# Simple Cauchy's integral theorem problem

1. Sep 3, 2007

### John O' Meara

Integrate f(z) counterclockwise around the unit circle indicating whether Cauchy's integral theorem applies, ( show details of your work).
(A) $$z(t) = \cos t + \iota \sin t =\exp{\iota t} \mbox{ for } 0 \leq \ t \ \leq 2\pi \\$$
So that counterclockwise integration corresponds to an increase of t from 0 to 2$$\pi$$
(B) $$\frac{dz(t)}{dt} = \iota \exp{\iota t} \\$$
(C) f[z(t)] = x(t) = cos(t).

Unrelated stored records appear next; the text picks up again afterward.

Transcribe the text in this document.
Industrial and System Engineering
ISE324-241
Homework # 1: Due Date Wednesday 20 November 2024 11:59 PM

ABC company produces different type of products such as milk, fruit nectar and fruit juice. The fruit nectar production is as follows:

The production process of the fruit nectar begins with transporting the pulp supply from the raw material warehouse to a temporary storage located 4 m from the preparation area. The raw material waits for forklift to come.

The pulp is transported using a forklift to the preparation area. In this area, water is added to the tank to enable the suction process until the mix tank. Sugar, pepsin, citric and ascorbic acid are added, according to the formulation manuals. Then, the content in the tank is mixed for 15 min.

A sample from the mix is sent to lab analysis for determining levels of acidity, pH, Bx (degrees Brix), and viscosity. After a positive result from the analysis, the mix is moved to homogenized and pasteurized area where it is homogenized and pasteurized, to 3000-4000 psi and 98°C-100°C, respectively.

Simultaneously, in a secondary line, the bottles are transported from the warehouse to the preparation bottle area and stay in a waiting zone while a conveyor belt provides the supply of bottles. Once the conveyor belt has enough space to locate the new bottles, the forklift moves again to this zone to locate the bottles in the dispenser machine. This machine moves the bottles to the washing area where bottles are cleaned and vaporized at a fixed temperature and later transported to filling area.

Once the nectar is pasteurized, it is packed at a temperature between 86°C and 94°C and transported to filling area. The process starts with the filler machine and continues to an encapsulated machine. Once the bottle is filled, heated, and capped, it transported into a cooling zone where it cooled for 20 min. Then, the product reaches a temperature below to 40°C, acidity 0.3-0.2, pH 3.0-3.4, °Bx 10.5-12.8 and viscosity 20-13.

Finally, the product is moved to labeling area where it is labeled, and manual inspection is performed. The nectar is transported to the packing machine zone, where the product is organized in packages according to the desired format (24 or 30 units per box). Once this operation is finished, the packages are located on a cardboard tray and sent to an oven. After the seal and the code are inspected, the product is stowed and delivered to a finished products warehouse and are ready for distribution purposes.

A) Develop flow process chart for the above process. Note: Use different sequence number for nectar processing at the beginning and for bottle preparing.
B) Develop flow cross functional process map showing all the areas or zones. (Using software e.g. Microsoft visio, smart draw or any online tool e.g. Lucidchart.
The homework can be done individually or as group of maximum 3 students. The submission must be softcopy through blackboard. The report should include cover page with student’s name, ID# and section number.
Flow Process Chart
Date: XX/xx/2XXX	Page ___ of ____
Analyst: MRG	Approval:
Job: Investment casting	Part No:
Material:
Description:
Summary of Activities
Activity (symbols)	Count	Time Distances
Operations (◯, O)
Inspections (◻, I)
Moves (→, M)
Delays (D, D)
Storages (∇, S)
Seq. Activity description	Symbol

Therefore
(D) $$\oint_C \Re z dz = \int_0^{2\pi}\cost \iota\exp{\iota t} \\$$
Integrating by parts I get $$\iota \int_0^{2\pi} \cos t \exp{\iota t} = \frac{\exp{2\pi\iota}-1}{2} \\$$. I could be wrong about x(t)=cos(t). Cauchy's integral theorem does not apply as f(z) = Re(z) = cos(t) is not analytic.

Last edited: Sep 4, 2007
2. Sep 3, 2007

### HallsofIvy

Staff Emeritus
Are you saying that you are given that f(z)= Re(z)? If so, then you are correct.

3. Sep 4, 2007

### John O' Meara

Yes I am saying that f(z)=Re(z), and the answer in the 'book is $$\pi\iota$$. Thanks for the reply. In fact $$\exp{2\pi\iota} = 1$$, hence the integral is zero.